You are asking a question with a wrong premise. Since the == operator does not compare memory locations, it isn’t sensible to changes of memory location per se. The == operator, applied to references, compares the identity of the referred objects, regardless of how the JVM implements it.

To name an example that counteracts the usual understanding, a distributed JVM may have objects held in the RAM of different computers, including the possibility of local copies. So simply comparing addresses won’t work. Of course, it’s up to the JVM implementation to ensure that the semantics, as defined in the Java Language Specification, do not change.

If a particular JVM implementation implements a reference comparison by directly comparing memory locations of objects and has a garbage collector that can change memory locations, of course, it’s up to the JVM to ensure that these two features can’t interfere with each other in an incompatible way.
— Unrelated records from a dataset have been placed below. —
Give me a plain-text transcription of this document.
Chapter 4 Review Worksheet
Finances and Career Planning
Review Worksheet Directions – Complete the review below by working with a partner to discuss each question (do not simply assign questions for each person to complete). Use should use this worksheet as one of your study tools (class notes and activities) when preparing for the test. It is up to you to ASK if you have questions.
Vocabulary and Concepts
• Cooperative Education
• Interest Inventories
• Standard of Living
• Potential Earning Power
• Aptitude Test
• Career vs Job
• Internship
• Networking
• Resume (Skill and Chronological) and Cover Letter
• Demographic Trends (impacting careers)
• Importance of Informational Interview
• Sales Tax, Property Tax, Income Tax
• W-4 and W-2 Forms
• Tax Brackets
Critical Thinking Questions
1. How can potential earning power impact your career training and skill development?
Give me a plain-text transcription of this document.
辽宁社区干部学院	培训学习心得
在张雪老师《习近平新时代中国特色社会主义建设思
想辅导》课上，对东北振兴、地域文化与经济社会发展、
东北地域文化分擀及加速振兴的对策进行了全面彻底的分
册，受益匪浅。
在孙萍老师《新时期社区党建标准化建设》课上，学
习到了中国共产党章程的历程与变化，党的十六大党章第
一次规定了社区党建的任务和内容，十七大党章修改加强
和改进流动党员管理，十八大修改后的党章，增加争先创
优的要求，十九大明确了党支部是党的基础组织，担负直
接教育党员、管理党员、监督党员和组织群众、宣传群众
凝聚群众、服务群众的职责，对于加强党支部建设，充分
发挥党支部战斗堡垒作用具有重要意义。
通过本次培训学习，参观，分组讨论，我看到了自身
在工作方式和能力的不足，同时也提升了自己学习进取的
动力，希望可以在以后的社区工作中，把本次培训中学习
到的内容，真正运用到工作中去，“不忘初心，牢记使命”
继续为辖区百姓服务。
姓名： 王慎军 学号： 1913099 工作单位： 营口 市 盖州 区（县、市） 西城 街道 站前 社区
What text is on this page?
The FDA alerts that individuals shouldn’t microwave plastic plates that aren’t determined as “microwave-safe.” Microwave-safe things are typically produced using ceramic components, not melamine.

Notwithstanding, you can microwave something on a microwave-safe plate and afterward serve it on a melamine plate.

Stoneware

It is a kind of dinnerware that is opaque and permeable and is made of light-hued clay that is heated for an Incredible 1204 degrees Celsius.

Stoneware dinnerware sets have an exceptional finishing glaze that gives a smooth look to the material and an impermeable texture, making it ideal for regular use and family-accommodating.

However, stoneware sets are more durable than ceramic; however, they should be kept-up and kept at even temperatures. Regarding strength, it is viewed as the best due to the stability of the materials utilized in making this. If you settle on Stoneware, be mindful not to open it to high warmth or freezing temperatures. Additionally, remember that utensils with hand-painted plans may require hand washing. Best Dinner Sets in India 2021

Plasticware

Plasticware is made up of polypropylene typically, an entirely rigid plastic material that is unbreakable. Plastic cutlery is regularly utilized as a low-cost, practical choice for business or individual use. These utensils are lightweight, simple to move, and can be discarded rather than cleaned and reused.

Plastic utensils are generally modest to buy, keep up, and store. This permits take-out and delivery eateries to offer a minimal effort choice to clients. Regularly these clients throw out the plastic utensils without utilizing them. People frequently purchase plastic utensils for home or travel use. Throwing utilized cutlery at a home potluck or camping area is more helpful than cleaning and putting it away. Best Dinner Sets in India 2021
If you are curious on how this can work, e.g. inside optimized, JIT compiled code, the granularity isn’t as fine as you might think. Every sequential code, including forward branches, can be considered to run fast enough to allow to delay garbage collection to its completion. So garbage collection can’t happen at any time inside optimized code, but must be allowed at certain points, e.g.

• backward branches (note that due to loop unrolling, not every loop iteration implies a backward branch)
• memory allocations
• thread synchronization actions
• invoking a method that hasn’t been inlined/analyzed
• maybe something special, I forgot

So the JVM emits code containing certain “safe points” at which it is known, which references are currently held, how to replace them, if necessary and, of course, changing locations has no impact on the correctness. Between these points, the code can run without having to care about the possibility of changing memory locations whereas the garbage collector will wait for code reaching a safe point when necessary, which is guaranteed to happen in finite, rather short time.

But, as said, these are implementation details. On the formal level, things like changing memory locations do not exist, so there is no need to explicitly specify that they are not allowed to change the semantics of Java code. No implementation detail is allowed to do that.

I understand you are asking this question after someone says it behaves that way, but really asking if it does behave that way isn't the right approach to evaluating what they said.

What you should really be asking (primarily yourself, others only if you can't decide on an answer) is whether it makes sense for the GC to be allowed to cause a comparison to fail that logically should succeed (basically any comparison that doesn't include a weak reference).

The answer to that is obviously "no", as it would break pretty much anything beyond "hello, world" and probably even that.

So, if allowed, it is a bug -- either in the spec or the implementation. Now since both the spec and the implementation were written by humans, it is possible such a bug exists. If so, it will be reported and almost certainly fixed.

No, because that would be flagrantly ridiculous and a patent bug.

The GC takes a great deal of care behind the scenes to avoid catastrophically breaking everything. In particular, it will only move objects when threads are paused at safepoints, which are specific places in the running code generated by the JVM for threads to be paused at. A thread at a safepoint is in a known state, where the positions of all the possible object references in registers and memory are known, so the GC can update them to point to the object's new address. Garbage collection won't break your comparison operations.

Java object hold a reference to the "object" not to the memory space where the object is stored.

Java do this because it allow the JVM to manage memory usage by its own (e.g. Garbage collector) and to improve global usage without impacting the client program directly.

As instance for improvement, the first X int (I don't remember how much) are always allocated in memory to execute for loop fatser (ex: for (int i =0; i<10; i++))

And as example for object reference, just try to create an and try to print it

int[] i = {1,2,3};
System.out.println(i);

You will see that Java returning a something starting with [I@. It is saying that is point on a "array of int at" and then the reference to the object. Not the memory zone!